Koronawirus w ostatnich dniach, to słowo odmieniane jest we wszystkich przypadkach. Jak na rozwój wydarzeń reagują mieszkańcy Lublina?
- Według mnie nie ma się czego obawiać, cała sytuacja jest trochę na wyrost – mówi nam Michał, którego spotkaliśmy na Krakowskim Przedmieściu. - Nie jest to żaden powód do aż takiej paniki. Owszem, jest mniej ludzi wszędzie, ale aż tak bardzo to nie widać jeszcze skutków koronawirusa.
- Mój tata zrobił mi wczoraj wykład 10-minutowy na ten temat – dodaje śmiejąc się Kasia. - Żebym z domu nie wychodziła.
W jakiś sposób lublinianie chronią się przed zachorowaniem, nie tylko na koronawirusa, ale także np. na grypę?
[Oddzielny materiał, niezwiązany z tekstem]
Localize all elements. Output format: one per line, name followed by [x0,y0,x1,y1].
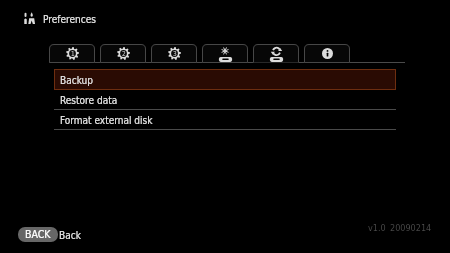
staticText: 20090214 [390,223,432,233]
staticText: BACK [25,228,51,240]
staticText: Format external disk [60,115,153,127]
staticText: 2 [122,50,126,58]
staticText: Preferences [43,14,96,26]
button[interactable]: Format disk [202,44,248,65]
button[interactable]: Format external disk [54,110,396,130]
button[interactable]: Backup [54,69,396,90]
button[interactable]: Backup disk [253,44,299,65]
button[interactable]: Settings 1 [49,44,95,65]
button[interactable]: Settings 3 [151,44,197,65]
staticText: Back [59,230,81,242]
button[interactable]: BACK [18,227,81,242]
staticText: 3 [173,50,177,58]
button[interactable]: Preferences [23,8,96,26]
button[interactable]: Restore data [54,90,396,110]
staticText: Backup [60,75,93,87]
button[interactable]: Information [304,44,350,65]
staticText: Restore data [60,95,118,107]
button[interactable]: Settings 2 [100,44,146,65]
staticText: 1 [71,50,75,58]
staticText: v1.0 [368,223,386,233]
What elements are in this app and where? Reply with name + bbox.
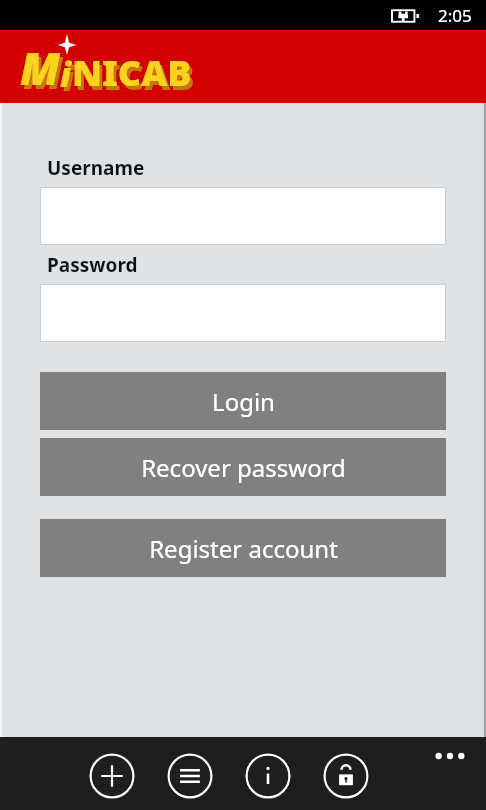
button[interactable]	[40, 284, 446, 342]
staticText: Login	[212, 385, 275, 418]
button[interactable]: Login	[40, 372, 446, 430]
button[interactable]: More options	[430, 745, 470, 767]
button[interactable]: Add	[88, 752, 136, 800]
button[interactable]: Register account	[40, 519, 446, 577]
staticText: M	[23, 42, 63, 102]
button[interactable]: Info	[244, 752, 292, 800]
button[interactable]: Menu	[166, 752, 214, 800]
button[interactable]: Lock	[322, 752, 370, 800]
staticText: Recover password	[141, 451, 346, 484]
staticText: M	[20, 38, 60, 98]
staticText: Register account	[149, 532, 338, 565]
staticText: 2:05	[438, 4, 472, 27]
staticText: NICAB	[72, 48, 192, 97]
staticText: Username	[47, 155, 145, 181]
staticText: i	[60, 51, 72, 97]
staticText: NICAB	[75, 52, 195, 101]
staticText: i	[63, 55, 75, 101]
button[interactable]: Recover password	[40, 438, 446, 496]
button[interactable]	[40, 187, 446, 245]
staticText: Password	[47, 252, 138, 278]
- Częste mycie rąk, dezynfekcja i unikanie dużych skupisk ludzi – wymienia Patrycja, z którą rozmawialiśmy na pl. Litewskim. - Wczoraj widziałam filmik z Beatą Kozidrak, w czasie mycia rąk trzeba śpiewać dwa razy refren utworu „Biała armia” żeby być pewnym, że minęło 30 sekund. A poza tym, trzeba dbać o siebie, zdrowo się odżywiać i będzie dobrze.